Fixing a griefing attack on JIT Channels using PTLCs



Summary:

In this email, ZmnSCPxj explains the possible mitigations and their drawbacks for Lightning Service Providers (LSP) and clients. Most of these mitigations involve either "LSP trusts client" or "client trusts LSP". However, a trust-minimized solution requires a third party that both LSP and client agree upon to enforce that the second mover does not cheat or steal from the first mover. This third party should be the blockchain, but other options include Liquid, which is custodial, and requires trust in a federation. Without a trusted third party, the choices for LSPs and clients include LSP issuing a promise to make a 0-conf funding transaction confirmed before some future target block height.
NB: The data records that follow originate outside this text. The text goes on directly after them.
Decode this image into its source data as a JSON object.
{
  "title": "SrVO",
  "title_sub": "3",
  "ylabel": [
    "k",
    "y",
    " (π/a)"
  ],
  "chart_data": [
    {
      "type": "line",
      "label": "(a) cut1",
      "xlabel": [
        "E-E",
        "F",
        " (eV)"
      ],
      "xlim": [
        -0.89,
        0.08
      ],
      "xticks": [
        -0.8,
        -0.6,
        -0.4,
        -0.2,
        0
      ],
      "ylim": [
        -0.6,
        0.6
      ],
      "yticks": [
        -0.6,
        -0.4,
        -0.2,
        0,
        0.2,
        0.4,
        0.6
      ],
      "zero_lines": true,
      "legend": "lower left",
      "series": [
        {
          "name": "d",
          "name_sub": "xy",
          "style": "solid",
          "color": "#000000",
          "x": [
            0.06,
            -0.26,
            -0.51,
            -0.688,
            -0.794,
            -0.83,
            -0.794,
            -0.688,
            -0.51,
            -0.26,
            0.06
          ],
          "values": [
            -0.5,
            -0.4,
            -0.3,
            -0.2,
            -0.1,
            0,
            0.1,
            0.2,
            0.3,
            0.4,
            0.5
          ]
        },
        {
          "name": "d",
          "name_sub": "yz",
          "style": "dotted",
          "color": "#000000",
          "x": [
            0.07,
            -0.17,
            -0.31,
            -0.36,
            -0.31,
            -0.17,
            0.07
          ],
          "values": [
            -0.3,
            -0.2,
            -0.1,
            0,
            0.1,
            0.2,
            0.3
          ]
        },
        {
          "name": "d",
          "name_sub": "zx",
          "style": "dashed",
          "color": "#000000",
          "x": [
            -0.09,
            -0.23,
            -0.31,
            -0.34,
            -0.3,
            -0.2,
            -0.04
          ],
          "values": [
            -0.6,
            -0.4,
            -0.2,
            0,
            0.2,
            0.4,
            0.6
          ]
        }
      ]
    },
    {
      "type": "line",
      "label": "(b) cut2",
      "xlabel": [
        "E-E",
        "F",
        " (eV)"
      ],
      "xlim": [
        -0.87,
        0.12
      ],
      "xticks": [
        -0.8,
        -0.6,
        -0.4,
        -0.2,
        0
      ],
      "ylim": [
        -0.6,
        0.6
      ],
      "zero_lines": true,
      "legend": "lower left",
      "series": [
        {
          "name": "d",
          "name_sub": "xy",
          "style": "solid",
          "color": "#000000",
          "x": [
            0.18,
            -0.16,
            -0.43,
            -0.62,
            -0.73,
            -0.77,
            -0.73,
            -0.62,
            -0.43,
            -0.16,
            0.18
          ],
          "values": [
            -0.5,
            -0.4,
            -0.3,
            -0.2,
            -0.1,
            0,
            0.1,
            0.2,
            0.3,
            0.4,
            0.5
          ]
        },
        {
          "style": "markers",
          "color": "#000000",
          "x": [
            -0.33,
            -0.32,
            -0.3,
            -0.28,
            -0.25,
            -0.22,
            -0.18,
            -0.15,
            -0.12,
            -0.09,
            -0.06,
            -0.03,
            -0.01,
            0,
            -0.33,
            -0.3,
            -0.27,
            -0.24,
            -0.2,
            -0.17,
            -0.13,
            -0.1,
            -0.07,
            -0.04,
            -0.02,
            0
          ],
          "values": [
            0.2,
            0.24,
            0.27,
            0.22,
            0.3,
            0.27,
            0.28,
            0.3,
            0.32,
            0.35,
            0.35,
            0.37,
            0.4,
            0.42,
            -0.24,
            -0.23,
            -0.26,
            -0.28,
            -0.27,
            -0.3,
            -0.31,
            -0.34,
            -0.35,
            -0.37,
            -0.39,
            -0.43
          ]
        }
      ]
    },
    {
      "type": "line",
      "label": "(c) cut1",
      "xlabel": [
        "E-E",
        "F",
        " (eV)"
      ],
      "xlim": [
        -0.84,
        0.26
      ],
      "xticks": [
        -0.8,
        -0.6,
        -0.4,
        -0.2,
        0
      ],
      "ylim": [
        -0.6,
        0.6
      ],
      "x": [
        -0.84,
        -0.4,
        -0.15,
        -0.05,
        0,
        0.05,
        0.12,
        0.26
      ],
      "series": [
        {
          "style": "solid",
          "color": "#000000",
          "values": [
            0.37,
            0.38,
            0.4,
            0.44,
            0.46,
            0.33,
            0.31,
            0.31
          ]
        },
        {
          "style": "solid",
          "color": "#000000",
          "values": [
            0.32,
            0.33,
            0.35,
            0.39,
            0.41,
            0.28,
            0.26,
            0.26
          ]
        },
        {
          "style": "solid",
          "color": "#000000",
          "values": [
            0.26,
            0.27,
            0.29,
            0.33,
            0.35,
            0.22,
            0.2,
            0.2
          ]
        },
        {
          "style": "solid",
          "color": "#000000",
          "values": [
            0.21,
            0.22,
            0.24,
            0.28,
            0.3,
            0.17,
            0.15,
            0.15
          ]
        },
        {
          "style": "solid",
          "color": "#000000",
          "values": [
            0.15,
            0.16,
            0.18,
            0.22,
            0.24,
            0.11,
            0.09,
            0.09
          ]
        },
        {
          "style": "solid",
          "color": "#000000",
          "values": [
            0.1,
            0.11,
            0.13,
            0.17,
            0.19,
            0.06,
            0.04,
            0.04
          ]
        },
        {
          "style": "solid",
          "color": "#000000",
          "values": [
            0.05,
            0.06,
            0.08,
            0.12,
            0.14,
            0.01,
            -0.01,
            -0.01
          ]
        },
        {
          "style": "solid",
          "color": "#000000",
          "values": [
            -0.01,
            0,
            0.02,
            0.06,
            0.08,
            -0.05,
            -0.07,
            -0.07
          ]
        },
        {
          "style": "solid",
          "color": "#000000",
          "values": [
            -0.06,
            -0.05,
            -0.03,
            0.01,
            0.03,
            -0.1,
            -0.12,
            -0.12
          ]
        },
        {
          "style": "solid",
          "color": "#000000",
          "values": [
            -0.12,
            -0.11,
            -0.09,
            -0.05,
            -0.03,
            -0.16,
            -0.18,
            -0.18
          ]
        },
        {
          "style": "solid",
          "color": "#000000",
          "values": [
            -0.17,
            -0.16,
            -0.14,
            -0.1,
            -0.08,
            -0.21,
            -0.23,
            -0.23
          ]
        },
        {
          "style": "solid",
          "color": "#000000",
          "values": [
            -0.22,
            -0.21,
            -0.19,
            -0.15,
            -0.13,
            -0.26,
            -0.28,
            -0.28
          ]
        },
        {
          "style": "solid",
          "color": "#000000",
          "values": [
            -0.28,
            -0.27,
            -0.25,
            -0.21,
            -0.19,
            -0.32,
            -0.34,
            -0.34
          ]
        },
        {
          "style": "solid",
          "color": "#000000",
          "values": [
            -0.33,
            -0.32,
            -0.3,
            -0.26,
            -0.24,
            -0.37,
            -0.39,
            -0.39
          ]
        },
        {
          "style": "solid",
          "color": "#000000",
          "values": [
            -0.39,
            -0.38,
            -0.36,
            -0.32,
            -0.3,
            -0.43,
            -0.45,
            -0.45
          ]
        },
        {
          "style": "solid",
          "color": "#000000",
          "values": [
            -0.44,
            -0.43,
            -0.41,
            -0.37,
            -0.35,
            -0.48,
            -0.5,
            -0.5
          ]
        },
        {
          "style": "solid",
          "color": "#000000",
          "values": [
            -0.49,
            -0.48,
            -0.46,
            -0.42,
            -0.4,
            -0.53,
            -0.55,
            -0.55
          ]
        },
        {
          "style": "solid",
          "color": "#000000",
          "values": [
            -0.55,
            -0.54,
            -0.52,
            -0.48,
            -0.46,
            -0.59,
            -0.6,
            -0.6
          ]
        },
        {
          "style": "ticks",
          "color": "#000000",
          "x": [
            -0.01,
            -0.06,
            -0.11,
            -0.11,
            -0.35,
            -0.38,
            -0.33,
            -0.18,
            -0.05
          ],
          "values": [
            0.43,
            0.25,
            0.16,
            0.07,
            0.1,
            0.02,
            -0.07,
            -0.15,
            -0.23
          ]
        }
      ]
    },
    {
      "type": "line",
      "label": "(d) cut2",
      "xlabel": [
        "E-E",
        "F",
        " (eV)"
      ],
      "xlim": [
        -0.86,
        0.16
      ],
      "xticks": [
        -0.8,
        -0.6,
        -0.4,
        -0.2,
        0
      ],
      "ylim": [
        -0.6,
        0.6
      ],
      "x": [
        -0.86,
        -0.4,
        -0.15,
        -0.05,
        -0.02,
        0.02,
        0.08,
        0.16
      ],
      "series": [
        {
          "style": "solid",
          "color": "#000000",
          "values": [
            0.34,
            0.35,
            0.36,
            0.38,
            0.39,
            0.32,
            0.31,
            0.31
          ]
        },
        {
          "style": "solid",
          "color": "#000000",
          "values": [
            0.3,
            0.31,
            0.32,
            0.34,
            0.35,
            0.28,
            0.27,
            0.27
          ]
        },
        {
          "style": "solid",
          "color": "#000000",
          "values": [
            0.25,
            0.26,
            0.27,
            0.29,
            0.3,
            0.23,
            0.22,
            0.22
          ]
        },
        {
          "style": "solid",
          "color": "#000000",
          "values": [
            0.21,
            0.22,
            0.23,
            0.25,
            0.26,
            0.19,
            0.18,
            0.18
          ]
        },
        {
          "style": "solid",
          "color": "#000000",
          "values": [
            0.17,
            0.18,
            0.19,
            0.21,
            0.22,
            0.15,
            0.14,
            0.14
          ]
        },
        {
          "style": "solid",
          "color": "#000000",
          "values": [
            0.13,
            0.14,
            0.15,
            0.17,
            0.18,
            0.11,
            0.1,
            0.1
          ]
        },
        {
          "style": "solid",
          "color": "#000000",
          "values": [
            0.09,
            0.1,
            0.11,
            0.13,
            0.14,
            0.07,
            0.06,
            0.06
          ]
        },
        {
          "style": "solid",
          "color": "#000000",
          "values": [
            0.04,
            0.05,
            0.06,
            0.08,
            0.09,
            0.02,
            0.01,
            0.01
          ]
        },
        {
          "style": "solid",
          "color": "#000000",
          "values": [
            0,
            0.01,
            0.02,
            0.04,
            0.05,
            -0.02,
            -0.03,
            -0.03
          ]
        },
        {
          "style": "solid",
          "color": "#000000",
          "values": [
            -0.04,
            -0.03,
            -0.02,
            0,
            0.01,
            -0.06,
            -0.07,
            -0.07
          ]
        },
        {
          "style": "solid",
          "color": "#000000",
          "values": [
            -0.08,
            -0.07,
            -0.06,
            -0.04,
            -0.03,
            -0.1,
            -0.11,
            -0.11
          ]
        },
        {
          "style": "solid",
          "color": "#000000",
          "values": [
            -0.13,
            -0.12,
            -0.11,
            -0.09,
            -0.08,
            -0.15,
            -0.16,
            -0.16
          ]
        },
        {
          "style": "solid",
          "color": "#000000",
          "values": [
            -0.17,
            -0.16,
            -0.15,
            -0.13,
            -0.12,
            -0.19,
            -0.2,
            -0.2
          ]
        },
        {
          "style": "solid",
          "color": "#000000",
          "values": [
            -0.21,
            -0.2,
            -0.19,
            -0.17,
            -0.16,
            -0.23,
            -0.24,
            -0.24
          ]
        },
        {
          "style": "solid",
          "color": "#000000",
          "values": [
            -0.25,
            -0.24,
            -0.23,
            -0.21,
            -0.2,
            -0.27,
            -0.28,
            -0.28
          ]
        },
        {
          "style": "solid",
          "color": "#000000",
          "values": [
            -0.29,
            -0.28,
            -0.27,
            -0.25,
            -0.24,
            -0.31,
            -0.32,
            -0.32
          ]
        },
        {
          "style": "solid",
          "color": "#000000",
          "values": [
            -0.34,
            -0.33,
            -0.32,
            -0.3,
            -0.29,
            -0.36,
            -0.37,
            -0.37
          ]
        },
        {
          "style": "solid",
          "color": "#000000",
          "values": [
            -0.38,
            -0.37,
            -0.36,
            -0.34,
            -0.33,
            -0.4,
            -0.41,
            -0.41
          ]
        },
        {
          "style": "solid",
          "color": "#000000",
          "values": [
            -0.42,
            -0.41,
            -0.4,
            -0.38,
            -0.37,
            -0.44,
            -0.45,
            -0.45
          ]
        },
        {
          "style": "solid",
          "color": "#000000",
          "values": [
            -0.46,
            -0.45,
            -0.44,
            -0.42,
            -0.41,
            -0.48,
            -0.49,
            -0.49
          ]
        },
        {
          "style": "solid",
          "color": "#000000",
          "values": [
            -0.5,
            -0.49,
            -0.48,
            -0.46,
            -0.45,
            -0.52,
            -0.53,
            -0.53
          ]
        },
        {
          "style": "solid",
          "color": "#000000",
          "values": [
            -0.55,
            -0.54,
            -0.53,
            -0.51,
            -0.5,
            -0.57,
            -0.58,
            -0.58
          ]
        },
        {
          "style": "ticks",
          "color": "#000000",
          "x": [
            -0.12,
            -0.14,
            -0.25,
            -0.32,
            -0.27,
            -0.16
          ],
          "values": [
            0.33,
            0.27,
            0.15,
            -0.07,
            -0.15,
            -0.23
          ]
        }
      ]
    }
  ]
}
The client can refuse to send channel_ready until after the LSP issues this promise. Alternatively, the client can wait for the funding transaction to appear on its local mempool before sending channel_ready. Another option is the benthecarman proposal, where the client trusts the LSP. Finally, LSP can wait for the client to hand over the preimage before broadcasting the funding tx, which makes the client trust the LSP. The Open LSP Specifications group prefers "LSP trusts client" as the LSP is a big target for out-of-LSPS attacks. For example, a hacker could modify the behavior of an LSP so that the LSP attacks the client if the "client trusts LSP" model is used. However, the only truly "LSP trusts client" scheme involves the LSP issuing a cryptographically third-party-verifiable promise to get the funding tx confirmed by some later block height. This scheme has been controversial even among LSPS participants.